Data Mining: Primary data processing using DBMS. Part 2

Every half hour there is a new article with a screaming slogan Big data - “new oil”! . Just a godsend for marketing texts. Big Data = Big Oil = Profit. Where did this statement come from? Let's go beyond the stamp and dig a little deeper:
One of the first to use it was Michael Palmer [ 1 ] as early as 2006:

Data is just crude oil. It is valuable, but without processing it cannot be really used. It must be turned into gas, plastic, chemicals, etc., in order to create value that drives profitability; so the data needs to be analyzed and “see through” so that they become valuable.

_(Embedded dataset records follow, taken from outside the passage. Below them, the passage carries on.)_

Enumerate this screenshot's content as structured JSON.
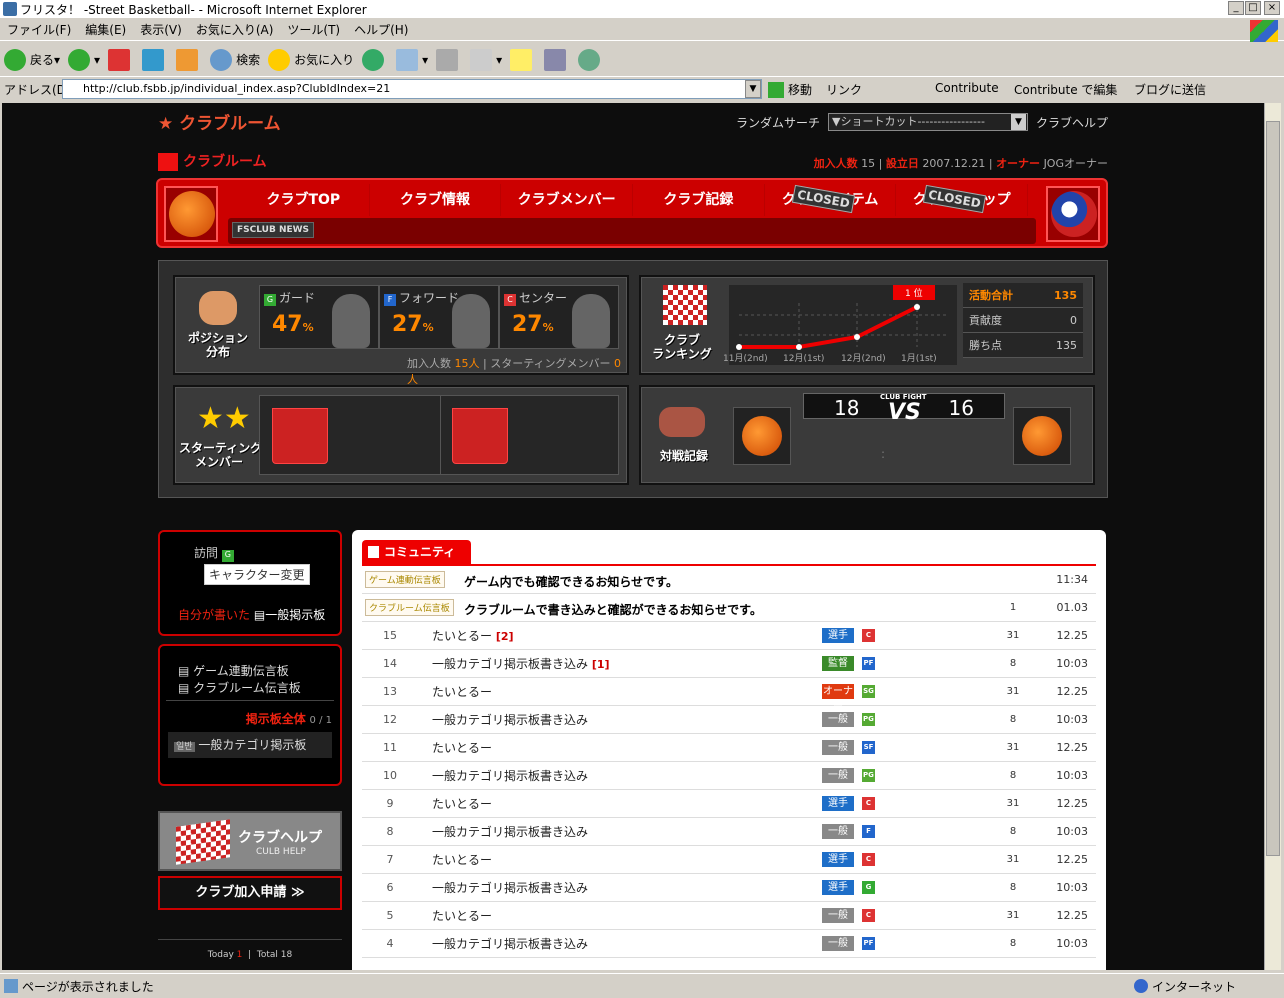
{
  "window": {
    "title": "フリスタ！ -Street Basketball- - Microsoft Internet Explorer",
    "min": "_",
    "max": "□",
    "close": "×"
  },
  "menu": [
    "ファイル(F)",
    "編集(E)",
    "表示(V)",
    "お気に入り(A)",
    "ツール(T)",
    "ヘルプ(H)"
  ],
  "toolbar": {
    "back": "戻る",
    "search": "検索",
    "favorites": "お気に入り"
  },
  "address": {
    "label": "アドレス(D)",
    "url": "http://club.fsbb.jp/individual_index.asp?ClubIdIndex=21",
    "go": "移動",
    "links": "リンク",
    "contribute": "Contribute",
    "contribute_edit": "Contribute で編集",
    "blog": "ブログに送信"
  },
  "status": {
    "text": "ページが表示されました",
    "zone": "インターネット"
  },
  "site": {
    "logo": "★ クラブルーム",
    "random": "ランダムサーチ",
    "shortcut": "▼ショートカット-----------------",
    "help": "クラブヘルプ"
  },
  "club": {
    "title": "クラブルーム",
    "members_label": "加入人数",
    "members": "15",
    "founded_label": "設立日",
    "founded": "2007.12.21",
    "owner_label": "オーナー",
    "owner": "JOGオーナー"
  },
  "nav": {
    "items": [
      "クラブTOP",
      "クラブ情報",
      "クラブメンバー",
      "クラブ記録",
      "クラブアイテム",
      "クラブショップ"
    ],
    "closed": "CLOSED",
    "news": "FSCLUB NEWS"
  },
  "position": {
    "label": "ポジション\n分布",
    "guard": "ガード",
    "forward": "フォワード",
    "center": "センター",
    "guard_pct": "47",
    "forward_pct": "27",
    "center_pct": "27",
    "pct": "%",
    "members_label": "加入人数",
    "members": "15人",
    "starting_label": "スターティングメンバー",
    "starting": "0人",
    "g": "G",
    "f": "F",
    "c": "C"
  },
  "ranking": {
    "label": "クラブ\nランキング",
    "badge": "1 位",
    "x": [
      "11月(2nd)",
      "12月(1st)",
      "12月(2nd)",
      "1月(1st)"
    ],
    "activity_label": "活動合計",
    "activity": "135",
    "contrib_label": "貢献度",
    "contrib": "0",
    "wins_label": "勝ち点",
    "wins": "135"
  },
  "starting": {
    "label": "スターティング\nメンバー"
  },
  "match": {
    "label": "対戦記録",
    "score_a": "18",
    "score_b": "16",
    "vs": "VS",
    "club_fight": "CLUB FIGHT",
    "colon": ":"
  },
  "left": {
    "visit": "訪問",
    "char_change": "キャラクター変更",
    "mine": "自分が書いた",
    "general": "一般掲示板",
    "game_board": "ゲーム連動伝言板",
    "club_board": "クラブルーム伝言板",
    "all": "掲示板全体",
    "all_count": "0 / 1",
    "cat_tag": "일반",
    "cat": "一般カテゴリ掲示板",
    "help": "クラブヘルプ",
    "help_en": "CULB HELP",
    "join": "クラブ加入申請 ≫",
    "today_label": "Today",
    "today": "1",
    "total_label": "Total",
    "total": "18"
  },
  "community": {
    "tab": "コミュニティ",
    "notices": [
      {
        "tag": "ゲーム連動伝言板",
        "title": "ゲーム内でも確認できるお知らせです。",
        "count": "",
        "time": "11:34"
      },
      {
        "tag": "クラブルーム伝言板",
        "title": "クラブルームで書き込みと確認ができるお知らせです。",
        "count": "1",
        "time": "01.03"
      }
    ],
    "rows": [
      {
        "no": "15",
        "title": "たいとるー",
        "comment": "[2]",
        "rank": "選手",
        "pos": "C",
        "count": "31",
        "time": "12.25"
      },
      {
        "no": "14",
        "title": "一般カテゴリ掲示板書き込み",
        "comment": "[1]",
        "rank": "監督",
        "pos": "PF",
        "count": "8",
        "time": "10:03"
      },
      {
        "no": "13",
        "title": "たいとるー",
        "comment": "",
        "rank": "オーナー",
        "pos": "SG",
        "count": "31",
        "time": "12.25"
      },
      {
        "no": "12",
        "title": "一般カテゴリ掲示板書き込み",
        "comment": "",
        "rank": "一般",
        "pos": "PG",
        "count": "8",
        "time": "10:03"
      },
      {
        "no": "11",
        "title": "たいとるー",
        "comment": "",
        "rank": "一般",
        "pos": "SF",
        "count": "31",
        "time": "12.25"
      },
      {
        "no": "10",
        "title": "一般カテゴリ掲示板書き込み",
        "comment": "",
        "rank": "一般",
        "pos": "PG",
        "count": "8",
        "time": "10:03"
      },
      {
        "no": "9",
        "title": "たいとるー",
        "comment": "",
        "rank": "選手",
        "pos": "C",
        "count": "31",
        "time": "12.25"
      },
      {
        "no": "8",
        "title": "一般カテゴリ掲示板書き込み",
        "comment": "",
        "rank": "一般",
        "pos": "F",
        "count": "8",
        "time": "10:03"
      },
      {
        "no": "7",
        "title": "たいとるー",
        "comment": "",
        "rank": "選手",
        "pos": "C",
        "count": "31",
        "time": "12.25"
      },
      {
        "no": "6",
        "title": "一般カテゴリ掲示板書き込み",
        "comment": "",
        "rank": "選手",
        "pos": "G",
        "count": "8",
        "time": "10:03"
      },
      {
        "no": "5",
        "title": "たいとるー",
        "comment": "",
        "rank": "一般",
        "pos": "C",
        "count": "31",
        "time": "12.25"
      },
      {
        "no": "4",
        "title": "一般カテゴリ掲示板書き込み",
        "comment": "",
        "rank": "一般",
        "pos": "PF",
        "count": "8",
        "time": "10:03"
      }
    ]
  },
  "colors": {
    "accent": "#e00000",
    "orange": "#ff8800",
    "rank_player": "#1e6ec8",
    "rank_coach": "#3a8a2a",
    "rank_owner": "#e03a10",
    "rank_general": "#888888"
  }
}
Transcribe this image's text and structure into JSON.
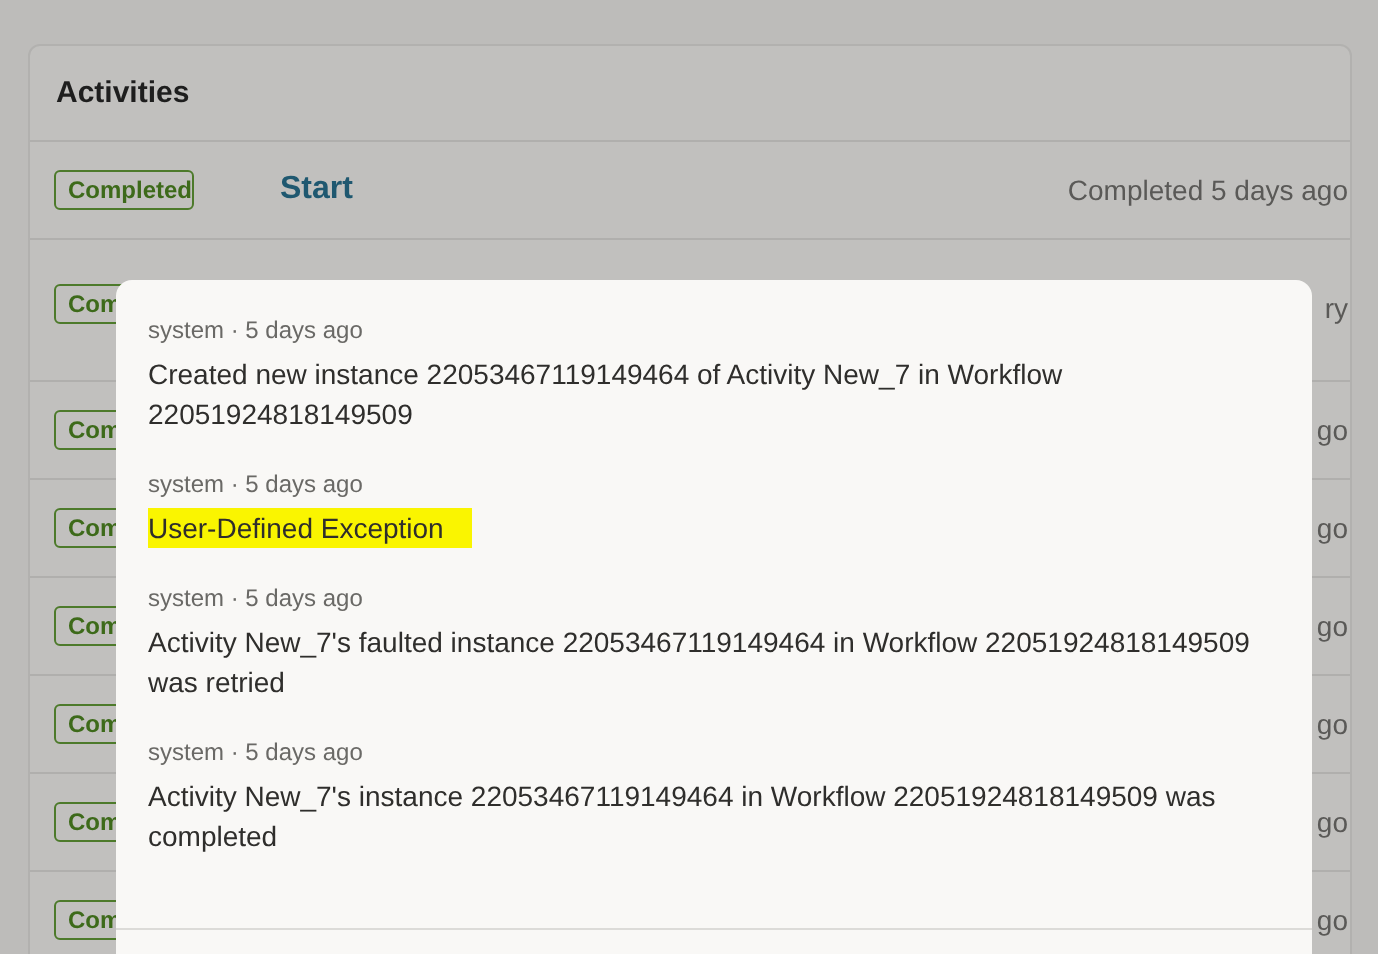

Such an understanding of the trend “Big data - new oil!” Is closer to reality than to marketing. And it does not cancel the statement of Disraeli:
"There are three kinds of lies: There are lies, blatant lies and statistics . "
This article is a continuation of the Data Mining topic : Primary data processing using DBMS. Part 1
We continue the prey!

Continuing to remove doubles

In the last article was given a small example of code that allows you to get rid of the "twins". Continue to move in the same direction. For successful work, you also need to convert the table with test data:

--    --     select nextval('titanik_train_seq') as id, a.* into titanik_test_pk from titanik_test a; --          select id,pclass,"name",sex,age,sibsp,parch,ticket,fare,cabin,embarked, m[1] as ticket_type, m[2] as ticket_number into titanik_test_1 from (select id,pclass,"name",sex,age,sibsp,parch,ticket,fare,cabin,embarked, regexp_matches(ticket, '^\s*?(.*?)\s*?(\d*?)$') as m from titanik_test_pk ) as a;

In this code example, I decided to use a sequence from the previous table, in order to make it easier to combine the data if necessary later. The division of the ticket name into text and series is carried out in the same way.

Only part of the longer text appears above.